10 de 30 is a literary project conducted by the Spanish Agency for International Development Cooperation (AECID), with the goal of identifying and promoting the best young writers in Spain. Ten writers are chosen in each edition of "10 de 30", all between the ages of 30 and 40.

== Receivers of the award ==
The project began in 2019, and an anthology featuring the works of the ten selected authors was published, in both Spanish and English. The featured authors in this first edition were:

- Aroa Moreno
- Almudena Sánchez
- Alejandro Morellón
- Inés Martín Rodrigo
- Miguel Barrero

- Pablo Herrán
- Inma López Silva
- Marina Perezagua
- Natàlia Cerezo
- Cristina Morales

The judges were Ernesto Pérez Zuñiga, Luisgé Martín, Cristina Sánchez Andrade, Laura Revuelta and Javier Serena.

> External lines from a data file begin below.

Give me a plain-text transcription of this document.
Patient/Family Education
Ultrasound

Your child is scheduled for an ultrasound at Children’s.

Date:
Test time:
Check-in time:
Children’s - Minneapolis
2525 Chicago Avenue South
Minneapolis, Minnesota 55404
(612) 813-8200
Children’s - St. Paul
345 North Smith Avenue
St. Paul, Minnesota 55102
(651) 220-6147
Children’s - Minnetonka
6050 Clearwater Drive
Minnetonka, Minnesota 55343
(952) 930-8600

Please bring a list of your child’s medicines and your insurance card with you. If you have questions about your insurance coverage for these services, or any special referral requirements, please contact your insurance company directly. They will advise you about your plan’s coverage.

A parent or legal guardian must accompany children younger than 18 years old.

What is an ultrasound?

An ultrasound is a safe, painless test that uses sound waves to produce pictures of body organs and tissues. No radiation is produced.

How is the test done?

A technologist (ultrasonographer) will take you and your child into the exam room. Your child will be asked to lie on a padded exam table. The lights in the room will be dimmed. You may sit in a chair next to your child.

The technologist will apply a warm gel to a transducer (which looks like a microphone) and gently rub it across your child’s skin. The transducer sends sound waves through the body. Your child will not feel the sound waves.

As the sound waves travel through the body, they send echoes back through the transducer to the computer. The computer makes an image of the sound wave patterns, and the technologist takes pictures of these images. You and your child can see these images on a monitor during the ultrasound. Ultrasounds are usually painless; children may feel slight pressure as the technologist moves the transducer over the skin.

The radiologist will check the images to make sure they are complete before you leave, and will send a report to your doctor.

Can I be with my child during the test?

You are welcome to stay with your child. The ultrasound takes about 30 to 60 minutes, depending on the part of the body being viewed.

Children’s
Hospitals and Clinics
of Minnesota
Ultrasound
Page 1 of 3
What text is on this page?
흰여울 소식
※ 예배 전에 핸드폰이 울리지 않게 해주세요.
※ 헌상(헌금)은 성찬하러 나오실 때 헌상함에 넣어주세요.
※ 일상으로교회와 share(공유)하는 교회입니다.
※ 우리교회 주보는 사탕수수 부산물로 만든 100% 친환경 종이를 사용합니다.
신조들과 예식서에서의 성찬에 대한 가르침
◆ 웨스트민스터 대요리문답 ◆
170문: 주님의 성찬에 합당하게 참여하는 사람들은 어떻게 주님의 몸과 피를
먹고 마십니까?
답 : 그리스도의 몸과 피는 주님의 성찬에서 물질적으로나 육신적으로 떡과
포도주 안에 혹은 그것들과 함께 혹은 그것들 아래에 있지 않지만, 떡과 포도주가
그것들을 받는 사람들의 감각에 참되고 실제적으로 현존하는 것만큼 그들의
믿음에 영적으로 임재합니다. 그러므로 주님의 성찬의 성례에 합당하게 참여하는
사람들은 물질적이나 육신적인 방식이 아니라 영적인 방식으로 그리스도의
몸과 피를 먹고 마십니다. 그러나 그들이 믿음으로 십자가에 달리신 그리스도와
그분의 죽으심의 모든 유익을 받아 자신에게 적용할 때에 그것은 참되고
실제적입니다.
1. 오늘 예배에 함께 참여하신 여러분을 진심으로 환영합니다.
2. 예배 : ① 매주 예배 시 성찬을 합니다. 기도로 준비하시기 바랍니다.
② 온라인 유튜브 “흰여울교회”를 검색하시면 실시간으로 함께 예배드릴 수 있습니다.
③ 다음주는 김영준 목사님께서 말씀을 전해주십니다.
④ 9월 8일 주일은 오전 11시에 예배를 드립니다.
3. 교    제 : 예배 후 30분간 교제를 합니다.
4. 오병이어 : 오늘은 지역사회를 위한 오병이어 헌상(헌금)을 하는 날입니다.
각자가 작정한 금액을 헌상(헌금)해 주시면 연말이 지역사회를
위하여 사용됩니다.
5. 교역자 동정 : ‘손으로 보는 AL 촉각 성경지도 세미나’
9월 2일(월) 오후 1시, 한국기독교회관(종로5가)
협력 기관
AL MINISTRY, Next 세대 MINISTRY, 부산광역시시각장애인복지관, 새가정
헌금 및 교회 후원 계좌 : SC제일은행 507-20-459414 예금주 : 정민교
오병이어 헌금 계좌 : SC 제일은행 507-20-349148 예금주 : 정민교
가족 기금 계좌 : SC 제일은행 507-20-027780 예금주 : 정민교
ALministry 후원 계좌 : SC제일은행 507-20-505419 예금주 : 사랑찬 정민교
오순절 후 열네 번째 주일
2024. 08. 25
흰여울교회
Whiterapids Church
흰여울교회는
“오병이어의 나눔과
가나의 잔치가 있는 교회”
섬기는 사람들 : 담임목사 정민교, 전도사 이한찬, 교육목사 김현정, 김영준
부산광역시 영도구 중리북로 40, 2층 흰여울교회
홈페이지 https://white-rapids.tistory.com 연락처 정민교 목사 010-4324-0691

A second anthology was published in 2020, featuring a second group of 10 writers. The judges this time were Marcos Giralt Torrente, Clara Obligado, José Ovejero, Nuria Barrios and Javier Serena. They were:

- Aixa de la Cruz
- Katixa Agirre
- Álex Chico
- Florencia del Campo
- Jordi Nopca

- Irene Vallejo
- Cristian Crusat
- Gabriela Ybarra
- Sabina Urraca
- Juan Gómez Bárcena

A third and final edition appeared in 2021. The judges were Valerie Miles, Carlos Zanón, Cristina Fuentes, Carlos Pardo and Javier Serena. The selected authors were:

- Raquel Taranilla
- Munir Hachemi
- Margarita Leoz
- Elena Medel
- David Aliaga

- Irene Solà
- Laura Fernández
- Miqui Otero
- Matías Candeira
- Elisa Ferrer

Several of these writers were also featured by Granta magazine in their selection of promising young Spanish writers, published in 2021.